Lo scontro di natura politica, sociale e giuridica avvenuto a Zenica si apparenta invece, a nostro avviso, alle analoghe battaglie combattute in svariati decenni da chi si è opposto alle inaudite devastazioni ambientali compiute in spazi circoscritti come la baia di Minamata in Giappone, oppure Taranto in Italia cogli ormai noti e famigerati danni causati dall’Ilva. In tutti questi casi per un cinico calcolo economico le aziende coinvolte hanno continuato a negare ogni addebito, facendosi forti dell’appoggio interessato raccolto nelle aule di tribunale, tramite referti di medici o periti conniventi e naturalmente in sede politica, causando così sofferenze ancora maggiori alle popolazioni di tali territori. L’ipotetico, oltremodo tetro slogan di questa meschina negazione della realtà potrebbe essere “nessuna correlazione”, come ben sanno, purtroppo, anche coloro che hanno subito danni da farmaci sperimentali nell’era Covid.

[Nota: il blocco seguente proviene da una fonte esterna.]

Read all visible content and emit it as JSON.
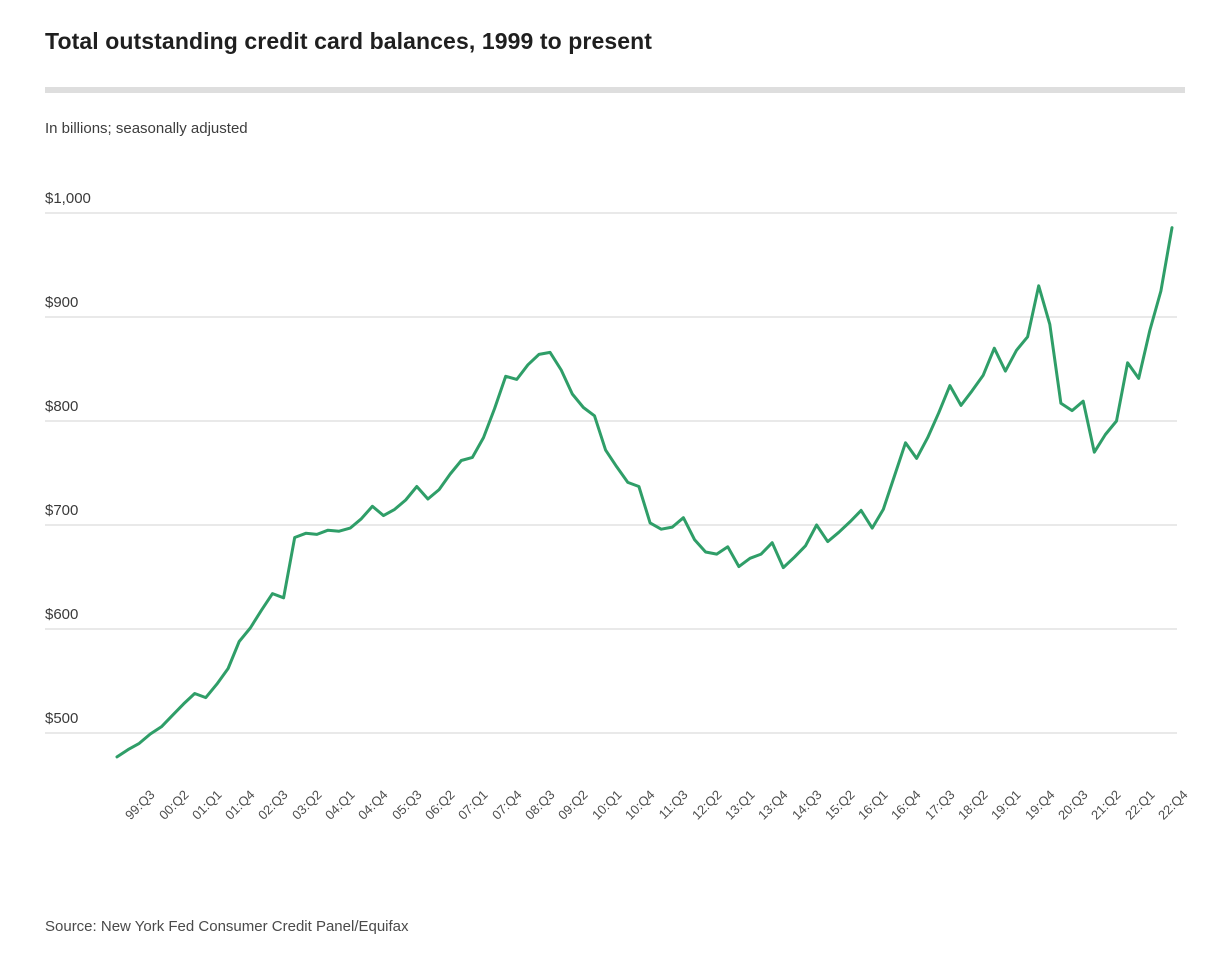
{
  "header": {
    "title": "Total outstanding credit card balances, 1999 to present",
    "subtitle": "In billions; seasonally adjusted"
  },
  "source": {
    "label": "Source: New York Fed Consumer Credit Panel/Equifax"
  },
  "colors": {
    "line": "#2f9e68",
    "grid": "#e2e2e2",
    "divider": "#dedede",
    "title_text": "#1f1f1f",
    "axis_text": "#4d4d4d"
  },
  "chart_data": {
    "type": "line",
    "title": "Total outstanding credit card balances, 1999 to present",
    "subtitle": "In billions; seasonally adjusted",
    "unit": "USD billions",
    "series_name": "Total outstanding credit card balances",
    "legend": "none",
    "grid": "horizontal-only",
    "ylim": [
      470,
      1010
    ],
    "y_ticks": [
      {
        "label": "$500",
        "value": 500
      },
      {
        "label": "$600",
        "value": 600
      },
      {
        "label": "$700",
        "value": 700
      },
      {
        "label": "$800",
        "value": 800
      },
      {
        "label": "$900",
        "value": 900
      },
      {
        "label": "$1,000",
        "value": 1000
      }
    ],
    "x_tick_labels": [
      "99:Q3",
      "00:Q2",
      "01:Q1",
      "01:Q4",
      "02:Q3",
      "03:Q2",
      "04:Q1",
      "04:Q4",
      "05:Q3",
      "06:Q2",
      "07:Q1",
      "07:Q4",
      "08:Q3",
      "09:Q2",
      "10:Q1",
      "10:Q4",
      "11:Q3",
      "12:Q2",
      "13:Q1",
      "13:Q4",
      "14:Q3",
      "15:Q2",
      "16:Q1",
      "16:Q4",
      "17:Q3",
      "18:Q2",
      "19:Q1",
      "19:Q4",
      "20:Q3",
      "21:Q2",
      "22:Q1",
      "22:Q4"
    ],
    "x": [
      "99:Q1",
      "99:Q2",
      "99:Q3",
      "99:Q4",
      "00:Q1",
      "00:Q2",
      "00:Q3",
      "00:Q4",
      "01:Q1",
      "01:Q2",
      "01:Q3",
      "01:Q4",
      "02:Q1",
      "02:Q2",
      "02:Q3",
      "02:Q4",
      "03:Q1",
      "03:Q2",
      "03:Q3",
      "03:Q4",
      "04:Q1",
      "04:Q2",
      "04:Q3",
      "04:Q4",
      "05:Q1",
      "05:Q2",
      "05:Q3",
      "05:Q4",
      "06:Q1",
      "06:Q2",
      "06:Q3",
      "06:Q4",
      "07:Q1",
      "07:Q2",
      "07:Q3",
      "07:Q4",
      "08:Q1",
      "08:Q2",
      "08:Q3",
      "08:Q4",
      "09:Q1",
      "09:Q2",
      "09:Q3",
      "09:Q4",
      "10:Q1",
      "10:Q2",
      "10:Q3",
      "10:Q4",
      "11:Q1",
      "11:Q2",
      "11:Q3",
      "11:Q4",
      "12:Q1",
      "12:Q2",
      "12:Q3",
      "12:Q4",
      "13:Q1",
      "13:Q2",
      "13:Q3",
      "13:Q4",
      "14:Q1",
      "14:Q2",
      "14:Q3",
      "14:Q4",
      "15:Q1",
      "15:Q2",
      "15:Q3",
      "15:Q4",
      "16:Q1",
      "16:Q2",
      "16:Q3",
      "16:Q4",
      "17:Q1",
      "17:Q2",
      "17:Q3",
      "17:Q4",
      "18:Q1",
      "18:Q2",
      "18:Q3",
      "18:Q4",
      "19:Q1",
      "19:Q2",
      "19:Q3",
      "19:Q4",
      "20:Q1",
      "20:Q2",
      "20:Q3",
      "20:Q4",
      "21:Q1",
      "21:Q2",
      "21:Q3",
      "21:Q4",
      "22:Q1",
      "22:Q2",
      "22:Q3",
      "22:Q4"
    ],
    "values": [
      477,
      484,
      490,
      499,
      506,
      517,
      528,
      538,
      534,
      547,
      562,
      588,
      601,
      618,
      634,
      630,
      688,
      692,
      691,
      695,
      694,
      697,
      706,
      718,
      709,
      715,
      724,
      737,
      725,
      734,
      749,
      762,
      765,
      784,
      812,
      843,
      840,
      854,
      864,
      866,
      849,
      826,
      813,
      805,
      772,
      756,
      741,
      737,
      702,
      696,
      698,
      707,
      686,
      674,
      672,
      679,
      660,
      668,
      672,
      683,
      659,
      669,
      680,
      700,
      684,
      693,
      703,
      714,
      697,
      715,
      747,
      779,
      764,
      784,
      808,
      834,
      815,
      829,
      844,
      870,
      848,
      868,
      881,
      930,
      893,
      817,
      810,
      819,
      770,
      787,
      800,
      856,
      841,
      887,
      925,
      986
    ]
  }
}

E ci vogliono sempre diversi anni prima che comincino le prime ammissioni di colpa… ammesso che avvengano. Vogliamo pertanto congedarci dal lettore con l’amara riflessione fatta durante il Q&A triestino col pubblico da uno dei due co-autori, Zlatko Pranjić, scrittore e regista bosniaco che da giovane si era rifugiato a Londra per scappare dalla guerra, ma che ha fatto ritorno nel proprio paese proprio per realizzare questo film. Per lui l’azienda siderurgica posta sotto controllo statale ai tempi della Yugoslavia era per i cittadini di Zenica come una “madre”. Adesso che per le speculazioni attuate dai nuovi proprietari della multinazionale indiana si è estesa fino ad occupare un quarto della città, senza mai applicare le più elementari misure di controllo dell’inquinamento ivi prodotto, si è trasformata in “matrigna”. Potere, ahinoi, della globalizzazione così come l’abbiamo conosciuta in questi anni.